Wednesday, July 8, 2009

What's love got to do with it - Part deux




I picked up the latest Time magazine today, expecting the usual political fodder laced with a syrupy dose of celebrity news, but instead, found one of the the best articles I have ever read. "Why Marriage Matters," an essay by Caitlin Flanagan, was on point. There was never a moment where I stopped to rest my eyes or skim to a more interesting part of the four page article. From beginning to end, she built her case with solid research, examples and punchy writing that allowed the article to end with a loud and convincing bang.

Among many interesting points, Flanagan says the poor and middle class differ in the way they have forsaken marriage; the poor uncouple parenthood from it and the financially secure blast apart their unions if they lose their flavor.

Here are some of my favorite quotes:

1. No single force is causing as much measurable hardship in this country as the collapse of marriage.

2. [Marriage is] An increasingly fragile construct depending less and less on notions of sacrifice and obligation than on the ephemera of romance and happiness as defined by and for its adult principals, the intact, two-parent family remains our cultural ideal, but it exists under constant assault.
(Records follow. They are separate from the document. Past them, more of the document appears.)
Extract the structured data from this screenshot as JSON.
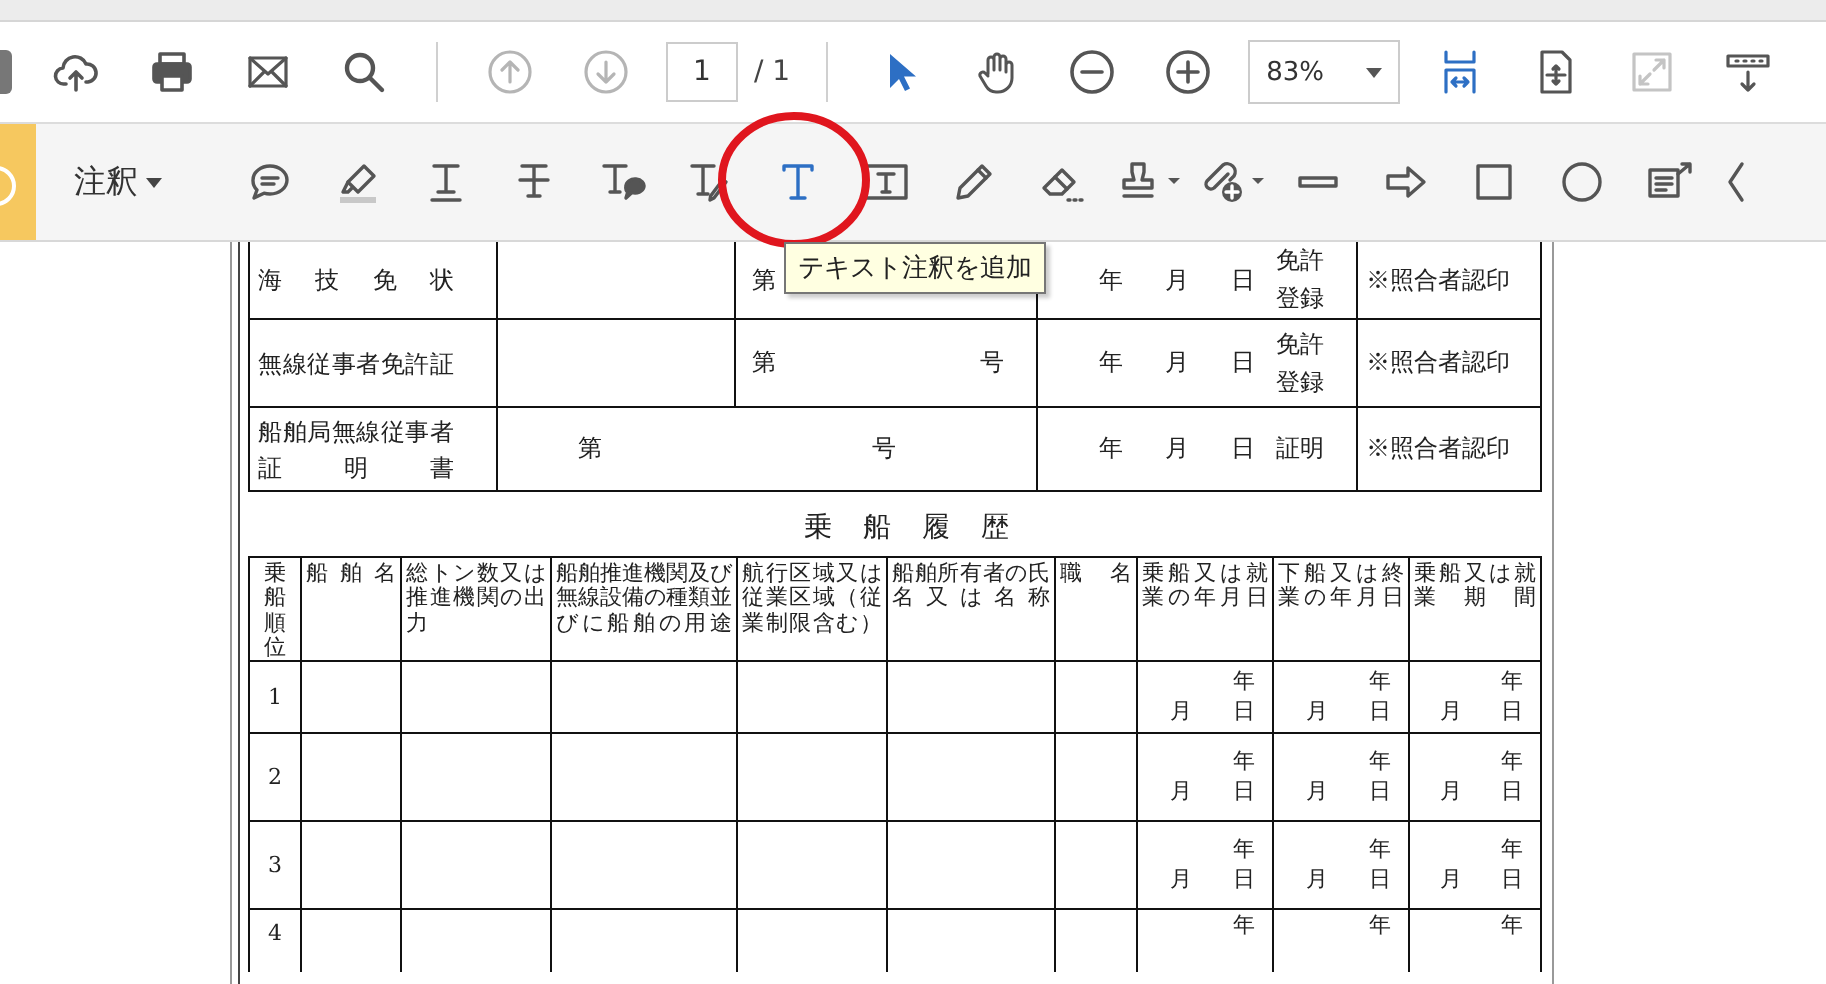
{
  "main_toolbar": {
    "nav_buttons": [
      {
        "disabled": true
      },
      {
        "disabled": true
      }
    ],
    "page_field": {
      "value": "1"
    },
    "page_total": "/ 1",
    "tools": [
      {
        "selected": true
      },
      {
        "selected": false
      }
    ],
    "zoom": {
      "value": "83%"
    },
    "view_buttons": [
      {
        "disabled": false
      },
      {
        "disabled": false
      },
      {
        "disabled": true
      },
      {
        "disabled": false
      }
    ]
  },
  "annotation_toolbar": {
    "label": "注釈",
    "tools": [
      {
        "selected": false
      },
      {
        "selected": false
      },
      {
        "selected": false
      },
      {
        "selected": false
      },
      {
        "selected": false
      },
      {
        "selected": false
      },
      {
        "selected": true
      },
      {
        "selected": false
      },
      {
        "selected": false
      },
      {
        "selected": false
      },
      {
        "selected": false
      },
      {
        "selected": false
      },
      {
        "selected": false
      },
      {
        "selected": false
      },
      {
        "selected": false
      },
      {
        "selected": false
      },
      {
        "selected": false
      },
      {
        "selected": false
      }
    ]
  },
  "tooltip": "テキスト注釈を追加",
  "licenses": [
    {
      "kind": "split",
      "name": "海技免状",
      "number": "第",
      "date": [
        "年",
        "月",
        "日"
      ],
      "note": "免許登録",
      "seal": "※照合者認印"
    },
    {
      "kind": "split",
      "name": "無線従事者免許証",
      "number": "第",
      "number_end": "号",
      "date": [
        "年",
        "月",
        "日"
      ],
      "note": "免許登録",
      "seal": "※照合者認印"
    },
    {
      "kind": "wide",
      "name": "船舶局無線従事者証明書",
      "number": "第",
      "number_end": "号",
      "date": [
        "年",
        "月",
        "日"
      ],
      "note": "証明",
      "seal": "※照合者認印"
    }
  ],
  "history": {
    "title": "乗船履歴",
    "columns": [
      {
        "kind": "vertical",
        "label": "乗船順位"
      },
      {
        "kind": "plain",
        "label": "船舶名"
      },
      {
        "kind": "plain",
        "label": "総トン数又は推進機関の出力"
      },
      {
        "kind": "plain",
        "label": "船舶推進機関及び無線設備の種類並びに船舶の用途"
      },
      {
        "kind": "plain",
        "label": "航行区域又は従業区域（従業制限含む）"
      },
      {
        "kind": "plain",
        "label": "船舶所有者の氏名又は名称"
      },
      {
        "kind": "plain",
        "label": "職名"
      },
      {
        "kind": "plain",
        "label": "乗船又は就業の年月日"
      },
      {
        "kind": "plain",
        "label": "下船又は終業の年月日"
      },
      {
        "kind": "plain",
        "label": "乗船又は就業期間"
      }
    ],
    "rows": [
      {
        "number": "1",
        "dates": [
          {
            "year": "年",
            "month": "月",
            "day": "日"
          },
          {
            "year": "年",
            "month": "月",
            "day": "日"
          },
          {
            "year": "年",
            "month": "月",
            "day": "日"
          }
        ]
      },
      {
        "number": "2",
        "dates": [
          {
            "year": "年",
            "month": "月",
            "day": "日"
          },
          {
            "year": "年",
            "month": "月",
            "day": "日"
          },
          {
            "year": "年",
            "month": "月",
            "day": "日"
          }
        ]
      },
      {
        "number": "3",
        "dates": [
          {
            "year": "年",
            "month": "月",
            "day": "日"
          },
          {
            "year": "年",
            "month": "月",
            "day": "日"
          },
          {
            "year": "年",
            "month": "月",
            "day": "日"
          }
        ]
      },
      {
        "number": "4",
        "dates": [
          {
            "year": "年"
          },
          {
            "year": "年"
          },
          {
            "year": "年"
          }
        ]
      }
    ]
  }
}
3. Barack Obama - "We need fathers to step up, to realize that their job does not end at conception; that what makes you a man is not the ability to have a child but the courage to raise one." <--- Love that quote

4. Meanwhile, the middle class has spent 2 1/2 decades-during which the divorce culture became a fact of life-turning weddings into overwrought exercises in consumer spending, as if by just plunking down enough cash for the flower girls' dresses and tissue-lined envelopes for the RSVP cards, we can somehow improve our chance of going the distance.

5. America's obsession with high-profile marriage flameouts-the Gosselins and Sanfords and Edwardses-reflects a collective ambivalence toward the institution: our wish that we could land ourselves in a lasting union, mixed with our feelings of vindication, or even relief, when a standard bearer for the "traditional family" fails to pull it off. . . It is time instead to come to terms with both our unrealistic expectations for a happy marriage and our equally unrealistic beliefs about the consequences of walking away from the families we build.
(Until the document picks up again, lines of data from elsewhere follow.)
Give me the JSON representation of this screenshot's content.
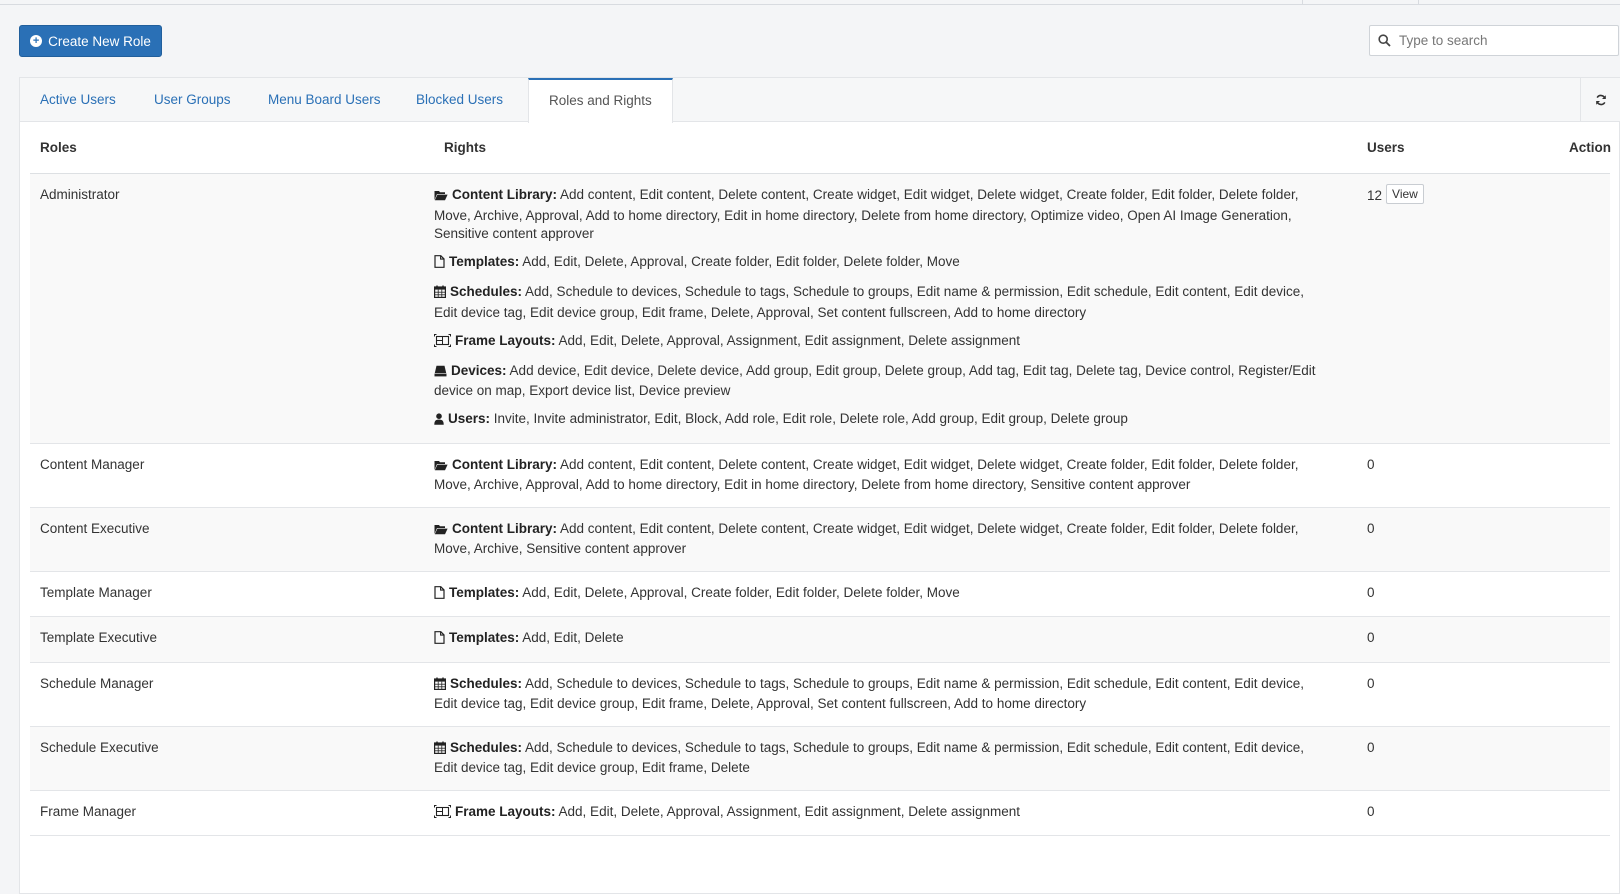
{
  "toolbar": {
    "create_label": "Create New Role",
    "search_placeholder": "Type to search"
  },
  "tabs": [
    {
      "label": "Active Users",
      "active": false
    },
    {
      "label": "User Groups",
      "active": false
    },
    {
      "label": "Menu Board Users",
      "active": false
    },
    {
      "label": "Blocked Users",
      "active": false
    },
    {
      "label": "Roles and Rights",
      "active": true
    }
  ],
  "table": {
    "headers": {
      "roles": "Roles",
      "rights": "Rights",
      "users": "Users",
      "action": "Action"
    },
    "view_label": "View",
    "rows": [
      {
        "role": "Administrator",
        "users": "12",
        "has_view": true,
        "rights": [
          {
            "icon": "folder-open-icon",
            "label": "Content Library:",
            "text": " Add content, Edit content, Delete content, Create widget, Edit widget, Delete widget, Create folder, Edit folder, Delete folder, Move, Archive, Approval, Add to home directory, Edit in home directory, Delete from home directory, Optimize video, Open AI Image Generation, Sensitive content approver"
          },
          {
            "icon": "file-icon",
            "label": "Templates:",
            "text": " Add, Edit, Delete, Approval, Create folder, Edit folder, Delete folder, Move"
          },
          {
            "icon": "calendar-icon",
            "label": "Schedules:",
            "text": " Add, Schedule to devices, Schedule to tags, Schedule to groups, Edit name & permission, Edit schedule, Edit content, Edit device, Edit device tag, Edit device group, Edit frame, Delete, Approval, Set content fullscreen, Add to home directory"
          },
          {
            "icon": "frame-layout-icon",
            "label": "Frame Layouts:",
            "text": " Add, Edit, Delete, Approval, Assignment, Edit assignment, Delete assignment"
          },
          {
            "icon": "device-icon",
            "label": "Devices:",
            "text": " Add device, Edit device, Delete device, Add group, Edit group, Delete group, Add tag, Edit tag, Delete tag, Device control, Register/Edit device on map, Export device list, Device preview"
          },
          {
            "icon": "user-icon",
            "label": "Users:",
            "text": " Invite, Invite administrator, Edit, Block, Add role, Edit role, Delete role, Add group, Edit group, Delete group"
          }
        ]
      },
      {
        "role": "Content Manager",
        "users": "0",
        "has_view": false,
        "rights": [
          {
            "icon": "folder-open-icon",
            "label": "Content Library:",
            "text": " Add content, Edit content, Delete content, Create widget, Edit widget, Delete widget, Create folder, Edit folder, Delete folder, Move, Archive, Approval, Add to home directory, Edit in home directory, Delete from home directory, Sensitive content approver"
          }
        ]
      },
      {
        "role": "Content Executive",
        "users": "0",
        "has_view": false,
        "rights": [
          {
            "icon": "folder-open-icon",
            "label": "Content Library:",
            "text": " Add content, Edit content, Delete content, Create widget, Edit widget, Delete widget, Create folder, Edit folder, Delete folder, Move, Archive, Sensitive content approver"
          }
        ]
      },
      {
        "role": "Template Manager",
        "users": "0",
        "has_view": false,
        "rights": [
          {
            "icon": "file-icon",
            "label": "Templates:",
            "text": " Add, Edit, Delete, Approval, Create folder, Edit folder, Delete folder, Move"
          }
        ]
      },
      {
        "role": "Template Executive",
        "users": "0",
        "has_view": false,
        "rights": [
          {
            "icon": "file-icon",
            "label": "Templates:",
            "text": " Add, Edit, Delete"
          }
        ]
      },
      {
        "role": "Schedule Manager",
        "users": "0",
        "has_view": false,
        "rights": [
          {
            "icon": "calendar-icon",
            "label": "Schedules:",
            "text": " Add, Schedule to devices, Schedule to tags, Schedule to groups, Edit name & permission, Edit schedule, Edit content, Edit device, Edit device tag, Edit device group, Edit frame, Delete, Approval, Set content fullscreen, Add to home directory"
          }
        ]
      },
      {
        "role": "Schedule Executive",
        "users": "0",
        "has_view": false,
        "rights": [
          {
            "icon": "calendar-icon",
            "label": "Schedules:",
            "text": " Add, Schedule to devices, Schedule to tags, Schedule to groups, Edit name & permission, Edit schedule, Edit content, Edit device, Edit device tag, Edit device group, Edit frame, Delete"
          }
        ]
      },
      {
        "role": "Frame Manager",
        "users": "0",
        "has_view": false,
        "rights": [
          {
            "icon": "frame-layout-icon",
            "label": "Frame Layouts:",
            "text": " Add, Edit, Delete, Approval, Assignment, Edit assignment, Delete assignment"
          }
        ]
      }
    ]
  }
}
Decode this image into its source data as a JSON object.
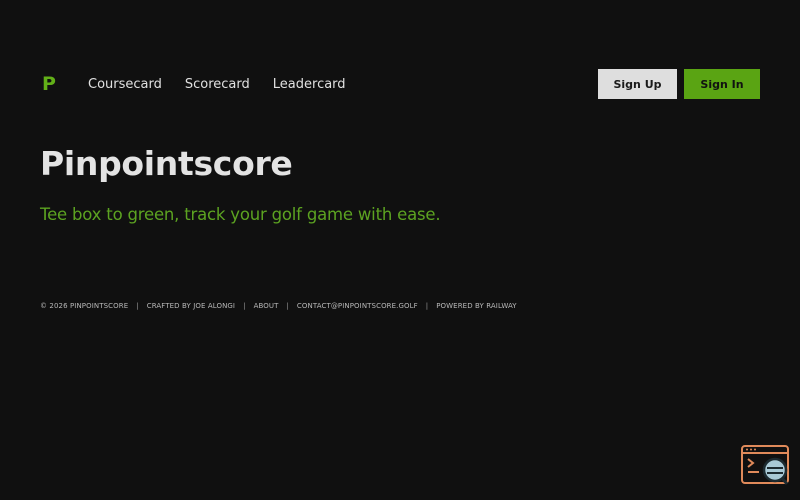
{
  "nav": {
    "logo_letter": "P",
    "links": [
      "Coursecard",
      "Scorecard",
      "Leadercard"
    ],
    "sign_up": "Sign Up",
    "sign_in": "Sign In"
  },
  "hero": {
    "title": "Pinpointscore",
    "tagline": "Tee box to green, track your golf game with ease."
  },
  "footer": {
    "copyright": "© 2026 PINPOINTSCORE",
    "credit": "CRAFTED BY JOE ALONGI",
    "about": "ABOUT",
    "contact": "CONTACT@PINPOINTSCORE.GOLF",
    "powered": "POWERED BY RAILWAY",
    "separator": "|"
  },
  "widget": {
    "icon": "inspect-window-icon"
  },
  "colors": {
    "background": "#101010",
    "accent_green": "#5aa413",
    "tagline_green": "#5ca321",
    "signup_bg": "#dedede",
    "widget_orange": "#e08a5a"
  }
}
Stellar article. If you have the chance to read it in its entirety, please do [June 13 issue]. I am at the age where most of my friends and acquaintances are embarking on the journey of marriage. It seems like almost every month at least another person is engaged.I sometimes wonder how many of them will still be married in 10 years, 20, 30. One day I hope I too will find someone to share my life with, but I am content to wait. Marriage really is a serious commitment, one that cannot and should not be taken lightly. Like Flanagan says, marriage in America has lost its importance; it's become merely an excuse to splurge on lavish weddings and expensive honeymoons. What Flanagan fails to mention is the secret ingredient to making a marriage last: God.